REPUBLIKA.CO.ID, YAOUNDE -- Kepolisian Kamerun membubarkan kegiatan sholat Jumat dan berujung bentrok. Dilansir di Breitbart, Jumat (24/4), bentrokan terjadi karena umat Islam menolak membubarkan diri dari kegiatan sholat Jumat.
Dalam sebuah pernyataan, kepolisian telah membubarkan kegiatan sholat Jumat di 13 masjid di wilayah barat, tengah dan utara. Tindakan kepolisian ini bagian dari kebijakan karantina negara tersebut untuk mencegah penyebaran Covid-19 selama Ramadhan.
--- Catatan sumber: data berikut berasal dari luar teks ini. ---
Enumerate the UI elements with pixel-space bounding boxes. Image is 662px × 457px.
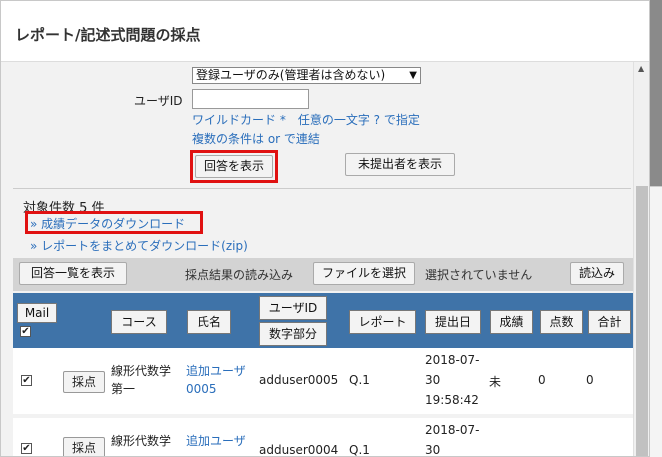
grade-cell: 未	[489, 375, 502, 389]
table-row: ✔ 採点 線形代数学 第一 追加ユーザ 0005 adduser0005 Q.1…	[13, 348, 633, 414]
course-line-1: 線形代数学	[111, 364, 172, 378]
dialog-body: 登録ユーザのみ(管理者は含めない) ▼ ユーザID ワイルドカード * 任意の一…	[1, 62, 633, 457]
user-name-link[interactable]: 追加ユーザ	[186, 432, 246, 449]
score-button[interactable]: 採点	[63, 437, 105, 456]
or-condition-hint: 複数の条件は or で連結	[192, 132, 320, 146]
dropdown-arrow-icon: ▼	[409, 70, 417, 81]
date-line-1: 2018-07-	[425, 423, 480, 437]
row-checkbox[interactable]: ✔	[21, 375, 32, 386]
row-checkbox[interactable]: ✔	[21, 443, 32, 454]
userid-label: ユーザID	[134, 94, 183, 108]
choose-file-button[interactable]: ファイルを選択	[313, 262, 415, 285]
wildcard-hint: ワイルドカード * 任意の一文字 ? で指定	[192, 113, 420, 127]
userid-digits-column-button[interactable]: 数字部分	[259, 322, 327, 346]
background-panel-edge	[650, 186, 662, 457]
user-name-link-cont[interactable]: 0005	[186, 382, 217, 396]
date-line-2: 30	[425, 443, 441, 457]
download-grades-link[interactable]: » 成績データのダウンロード	[30, 215, 185, 232]
course-column-button[interactable]: コース	[111, 310, 167, 334]
report-cell: Q.1	[349, 373, 370, 387]
scroll-up-arrow-icon[interactable]: ▲	[638, 64, 644, 73]
table-header: Mail ✔ コース 氏名 ユーザID 数字部分 レポート 提出日 成績 点数 …	[13, 293, 633, 348]
course-line-2: 第一	[111, 382, 136, 396]
userid-cell: adduser0004	[259, 443, 339, 457]
grading-dialog: レポート/記述式問題の採点 登録ユーザのみ(管理者は含めない) ▼ ユーザID …	[0, 0, 650, 457]
points-cell: 0	[538, 373, 546, 387]
score-button[interactable]: 採点	[63, 371, 105, 393]
points-column-button[interactable]: 点数	[540, 310, 583, 334]
answer-list-button[interactable]: 回答一覧を表示	[19, 262, 127, 285]
show-unsubmitted-button[interactable]: 未提出者を表示	[345, 153, 455, 176]
user-filter-select[interactable]: 登録ユーザのみ(管理者は含めない) ▼	[192, 67, 421, 84]
no-file-selected: 選択されていません	[425, 268, 533, 282]
table-row: ✔ 採点 線形代数学 追加ユーザ adduser0004 Q.1 2018-07…	[13, 418, 633, 457]
userid-input[interactable]	[192, 89, 309, 109]
date-line-1: 2018-07-	[425, 353, 480, 367]
user-filter-value: 登録ユーザのみ(管理者は含めない)	[196, 68, 386, 82]
show-answers-button[interactable]: 回答を表示	[195, 155, 273, 178]
userid-column-button[interactable]: ユーザID	[259, 296, 327, 320]
download-reports-link[interactable]: » レポートをまとめてダウンロード(zip)	[30, 237, 248, 254]
course-line-1: 線形代数学	[111, 434, 172, 448]
total-cell: 0	[586, 373, 594, 387]
date-line-2: 30	[425, 373, 441, 387]
vertical-scrollbar[interactable]: ▲	[633, 62, 649, 456]
name-column-button[interactable]: 氏名	[187, 310, 231, 334]
load-button[interactable]: 読込み	[570, 262, 624, 285]
total-column-button[interactable]: 合計	[588, 310, 631, 334]
submit-date-column-button[interactable]: 提出日	[425, 310, 481, 334]
import-label: 採点結果の読み込み	[185, 268, 294, 282]
report-cell: Q.1	[349, 443, 370, 457]
toolbar: 回答一覧を表示 採点結果の読み込み ファイルを選択 選択されていません 読込み	[13, 258, 633, 291]
userid-cell: adduser0005	[259, 373, 339, 387]
dialog-title: レポート/記述式問題の採点	[15, 26, 201, 44]
scrollbar-thumb[interactable]	[636, 186, 648, 456]
date-line-3: 19:58:42	[425, 393, 479, 407]
report-column-button[interactable]: レポート	[349, 310, 416, 334]
select-all-checkbox[interactable]: ✔	[20, 326, 31, 337]
mail-column-button[interactable]: Mail	[17, 303, 57, 323]
user-name-link[interactable]: 追加ユーザ	[186, 362, 246, 379]
grade-column-button[interactable]: 成績	[490, 310, 533, 334]
section-divider	[13, 188, 631, 189]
Pertemuan lebih dari 50 orang dilarang di Kamerun. Siapa pun yang berada di luar harus memakai masker. Mereka yang tidak mengikuti aturan dikenakan denda dan sanksi.
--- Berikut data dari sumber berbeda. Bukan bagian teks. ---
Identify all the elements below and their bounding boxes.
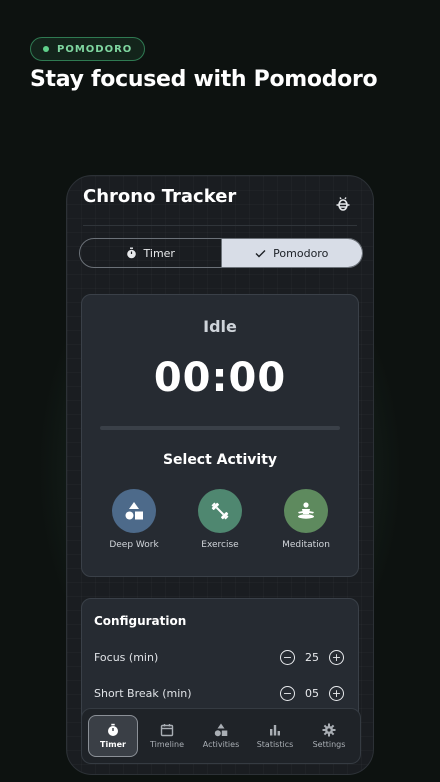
nav-item-activities[interactable]: Activities [196, 715, 246, 757]
select-activity-title: Select Activity [162, 452, 278, 468]
stopwatch-icon [108, 723, 118, 736]
dumbbell-icon [198, 489, 242, 533]
activity-list: Deep Work Exercise Meditation [82, 489, 358, 550]
config-value: 05 [305, 686, 319, 700]
bottom-navigation: Timer Timeline Activities Statistics Set… [81, 708, 361, 764]
decrement-button[interactable]: − [280, 649, 295, 665]
nav-item-timer[interactable]: Timer [88, 715, 138, 757]
nav-item-statistics[interactable]: Statistics [250, 715, 300, 757]
mode-toggle: Timer Pomodoro [79, 238, 363, 268]
tab-timer-label: Timer [143, 246, 175, 260]
tab-timer[interactable]: Timer [80, 239, 222, 267]
pomodoro-badge: POMODORO [30, 37, 146, 61]
nav-label: Activities [202, 740, 240, 749]
nav-label: Statistics [256, 740, 294, 749]
config-row-focus: Focus (min) − 25 + [94, 647, 344, 667]
config-row-short-break: Short Break (min) − 05 + [94, 683, 344, 703]
promo-header: POMODORO Stay focused with Pomodoro [30, 37, 378, 92]
tab-pomodoro-label: Pomodoro [273, 246, 329, 260]
decrement-button[interactable]: − [280, 685, 295, 701]
app-bar: Chrono Tracker [83, 184, 357, 226]
check-icon [255, 249, 266, 257]
increment-button[interactable]: + [329, 649, 344, 665]
activity-meditation[interactable]: Meditation [266, 489, 346, 550]
shapes-icon [112, 489, 156, 533]
focus-stepper: − 25 + [280, 649, 344, 665]
activity-exercise[interactable]: Exercise [180, 489, 260, 550]
nav-item-settings[interactable]: Settings [304, 715, 354, 757]
activity-label: Exercise [201, 540, 239, 550]
nav-label: Settings [312, 740, 346, 749]
gear-icon [322, 723, 336, 737]
activity-deep-work[interactable]: Deep Work [94, 489, 174, 550]
bug-icon[interactable] [335, 196, 351, 212]
config-label: Focus (min) [94, 650, 159, 664]
tab-pomodoro[interactable]: Pomodoro [221, 239, 362, 267]
phone-screen: Chrono Tracker Timer Pomodoro Idle 00:00… [66, 175, 374, 775]
increment-button[interactable]: + [329, 685, 344, 701]
activity-label: Deep Work [109, 540, 159, 550]
configuration-title: Configuration [94, 614, 187, 628]
timer-status: Idle [203, 317, 237, 336]
timer-card: Idle 00:00 Select Activity Deep Work Exe… [81, 294, 359, 577]
nav-item-timeline[interactable]: Timeline [142, 715, 192, 757]
app-title: Chrono Tracker [83, 186, 237, 207]
badge-dot [43, 46, 49, 52]
nav-label: Timer [100, 740, 126, 749]
activity-label: Meditation [282, 540, 330, 550]
timer-display: 00:00 [153, 355, 287, 401]
timer-progress-bar [100, 426, 340, 430]
config-label: Short Break (min) [94, 686, 192, 700]
short-break-stepper: − 05 + [280, 685, 344, 701]
promo-headline: Stay focused with Pomodoro [30, 67, 378, 92]
badge-label: POMODORO [57, 43, 133, 55]
bar-chart-icon [270, 725, 280, 736]
nav-label: Timeline [149, 740, 184, 749]
shapes-icon [214, 723, 228, 737]
calendar-icon [160, 724, 174, 737]
config-value: 25 [305, 650, 319, 664]
meditation-icon [284, 489, 328, 533]
stopwatch-icon [126, 247, 136, 259]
Gubernur wilayah barat Kamerun Awah Fonka meminta pasukan keamanan secara paksa membubarkan orang-orang yang mengabaikan perintah pemerintah dan tidak perlu mengecualikan siapa pun yang terus tidak mematuhi. Menurut polisi, beberapa di antara kerumunan itu secara aktif menargetkan orang-orang di beberapa kota dan desa paling parah terkena wabah.
Sekitar 175 orang mengeluh mereka menjadi sasaran atau dikejar dari desa mereka. Polisi bukan satu-satunya pihak berwenang yang berjuang untuk mencegah sejumlah Muslim beribadah di masjid.
Sebagian besar imam telah meminta orang tetap tinggal di dalam rumah, namun beberapa kelompok garis keras mendesak pengikut mereka mengabaikan perintah lockdown dan memprioritaskan ibadah Ramadhan dan ibadah lainnya.
Di tempat lain di Afrika, ekstremis Boko Haram telah mengambil keuntungan dari karantina ini dengan meningkatkan serangan di seluruh wilayah di Kamerun dan Nigeria. Bulan ini mereka menewaskan sedikitnya 10 orang dalam pengeboman bunuh diri di Blama Kamsoulou, sebuah desa di utara Kamerun yang dekat dengan perbatasan negara itu dengan Nigeria.
Kamerun tetap menjadi negara Afrika Barat yang paling parah dilanda pandemi corona. Sebanyak 1.430 kasus secara nasional dan 43 kematian. Setidaknya 668 orang telah pulih kembali.